So bad they were bad, what you can be glad you missed this year
This year has been exceptionally good for the entertainment industry, with new series dropping and movies raking in the money. Streaming is of course always on the rise, with Netflix leading the charge for online content by spending 16 billion this year alone.
Discovering a new show to watch is like falling in love for the first time. It’s magical…
And sometimes, you get your heart broken into a million pieces. Sometimes you stumble upon shows that are so bad that you seriously consider not watching TV ever again. Bafflingly, amazingly bad.
Here are four of the worst shows of the year, those amazing epic fails that made us scratch our heads in astonishment.
New Look
The biopic is quickly becoming my worst genre: the main problem is shying away from the worst aspects of their protagonists, which makes sense as no estate will greenlight a show that trashes their relatives. But that doesn’t mean we have to suffer a revisionist take on them. New Look is an Apple+ series about the birth of the modern fashion industry, focusing on Coco Chanel and Christian Dior in Paris, during and after the Second World War.
Bizarrely, fashion takes a back seat in this supposedly fashion-centric show, instead focusing on the hero’s relationship with the Nazi regime that occupied Paris at the time, which would have been fine, if the show didn’t gloss over Chanel’s well-documented relationship with the Germans. The show makes cheap excuses and tries to pull on heartstrings but falls flat.
New Look is a missed opportunity. Maybe leaning in on the fashion angle in juxtaposition with the brutality of war would be a better choice, but we will never know.
Sugar
Here’s my theory for Apple+ Sugar: two writers submitted two different scripts for two completely different series. At the studio head offices, an intern was tasked with printing out the scripts to pitch them to the studio heads. It was the intern’s first day and he somehow got the script pages mixed. As the entertainment industry is filled with huge egos, nobody wanted to point out to the studio heads that they greenlighted a jumbled mess.
Far fetched? Well, it is the only reasonable explanation for the absolutely inexcusable mess that is Sugar. Colin Farell stars as John Sugar, a private investigator in LA who takes on the case of the missing daughter of a studio exec. It is a modern neo-noir that starts ok and finishes insane cause it turns out that John Sugar is (are you sitting?) an alien.
My jaw dropped.
This was like watching a gritty movie about the holocaust that turns into a colourful musical as prisoners and guards dance hand in hand. The shift in tone was so abrupt it’s a wonder the creators didn’t break their necks. Somehow, for some reason, it got renewed for a second season so who knows? Maybe it will turn out to be a landmark TV series that ushers in a new era in storytelling.
Mr MacMahon
Our third entry is a mix of the two above in the sense that there is a gear shift at the end and that historical accuracy takes a quick coffee break.

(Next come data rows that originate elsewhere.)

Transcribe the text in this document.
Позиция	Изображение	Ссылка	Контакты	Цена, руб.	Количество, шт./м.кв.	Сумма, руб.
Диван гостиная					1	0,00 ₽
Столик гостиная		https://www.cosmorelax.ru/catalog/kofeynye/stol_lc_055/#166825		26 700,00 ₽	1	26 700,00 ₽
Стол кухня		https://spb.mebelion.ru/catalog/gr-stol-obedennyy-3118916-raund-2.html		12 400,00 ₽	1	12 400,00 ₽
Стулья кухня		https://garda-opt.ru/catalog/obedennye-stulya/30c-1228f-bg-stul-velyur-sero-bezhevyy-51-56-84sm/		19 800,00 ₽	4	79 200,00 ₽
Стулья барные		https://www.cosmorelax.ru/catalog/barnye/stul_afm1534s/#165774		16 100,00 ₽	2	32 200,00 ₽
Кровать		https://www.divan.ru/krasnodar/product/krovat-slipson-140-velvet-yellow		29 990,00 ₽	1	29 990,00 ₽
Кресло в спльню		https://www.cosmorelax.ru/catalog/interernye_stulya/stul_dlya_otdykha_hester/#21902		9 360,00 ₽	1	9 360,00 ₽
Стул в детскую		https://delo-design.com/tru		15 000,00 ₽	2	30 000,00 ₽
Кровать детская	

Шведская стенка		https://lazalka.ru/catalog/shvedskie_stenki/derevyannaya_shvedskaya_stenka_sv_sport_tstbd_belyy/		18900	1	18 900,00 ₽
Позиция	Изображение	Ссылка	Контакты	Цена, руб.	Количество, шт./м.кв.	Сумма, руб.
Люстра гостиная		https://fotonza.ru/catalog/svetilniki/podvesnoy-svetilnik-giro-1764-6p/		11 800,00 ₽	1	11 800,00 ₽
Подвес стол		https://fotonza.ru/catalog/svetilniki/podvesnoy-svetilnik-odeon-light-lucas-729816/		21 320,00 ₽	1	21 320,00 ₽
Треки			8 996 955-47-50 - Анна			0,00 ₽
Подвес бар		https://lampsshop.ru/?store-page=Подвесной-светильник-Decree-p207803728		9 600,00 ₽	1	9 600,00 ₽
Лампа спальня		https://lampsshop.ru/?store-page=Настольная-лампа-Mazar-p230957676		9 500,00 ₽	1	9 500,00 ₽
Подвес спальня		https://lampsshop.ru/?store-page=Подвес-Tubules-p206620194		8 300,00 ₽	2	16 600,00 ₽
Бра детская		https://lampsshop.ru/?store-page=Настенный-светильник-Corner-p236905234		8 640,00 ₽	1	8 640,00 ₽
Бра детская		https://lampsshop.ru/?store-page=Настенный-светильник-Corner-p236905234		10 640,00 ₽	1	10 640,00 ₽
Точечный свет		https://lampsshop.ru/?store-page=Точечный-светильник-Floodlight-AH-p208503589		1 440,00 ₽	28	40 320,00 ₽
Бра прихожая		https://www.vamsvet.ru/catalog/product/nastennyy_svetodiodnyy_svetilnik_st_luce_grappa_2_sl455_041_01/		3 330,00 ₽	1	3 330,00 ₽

Mr MacMahon tries to tell the story of Vince MacMahon, the former owner of the WWE, the wrestling federation that is today a billion-dollar industry. Watching it though is painfully obvious that the creators never intended it to be a show that exposes the ugly truth about MacMahon, the phenomenal abuse of professional wrestlers and myriad of allegations against MacMahon himself. It is a documentary about the story of wrestling where MacMahon’s misdeeds were rushed in as it was a developing story at the time. The documentary goes into the allegations late in the series and barely scratches the surface.
Beast Games
Only an unimaginably rich person would watch Squid Game and instead of getting the message of the decadence of a late-stage capitalist society and how people are nothing in it, could think “Oh yeah, this dystopian future looks so cool”. The fact that Amazon greenlighted this project is proof that these people do not hang out with regular people and instead prefer the company of fellow multibillionaires.
Beast Games is a series by YouTube personality MrBeast, where 1,000 contenders compete in a series of games to win a prize of $5 million. Even before it started, the series was inundated with complaints from contenders about dangerous onset conditions, inappropriate work environments and partnering with companies that might trap unsuspected users.
If watching people being degraded for the amusement of our new robber barons is a thing you enjoy, then go right ahead. I watched one episode of this and cancelled my Amazon subscription.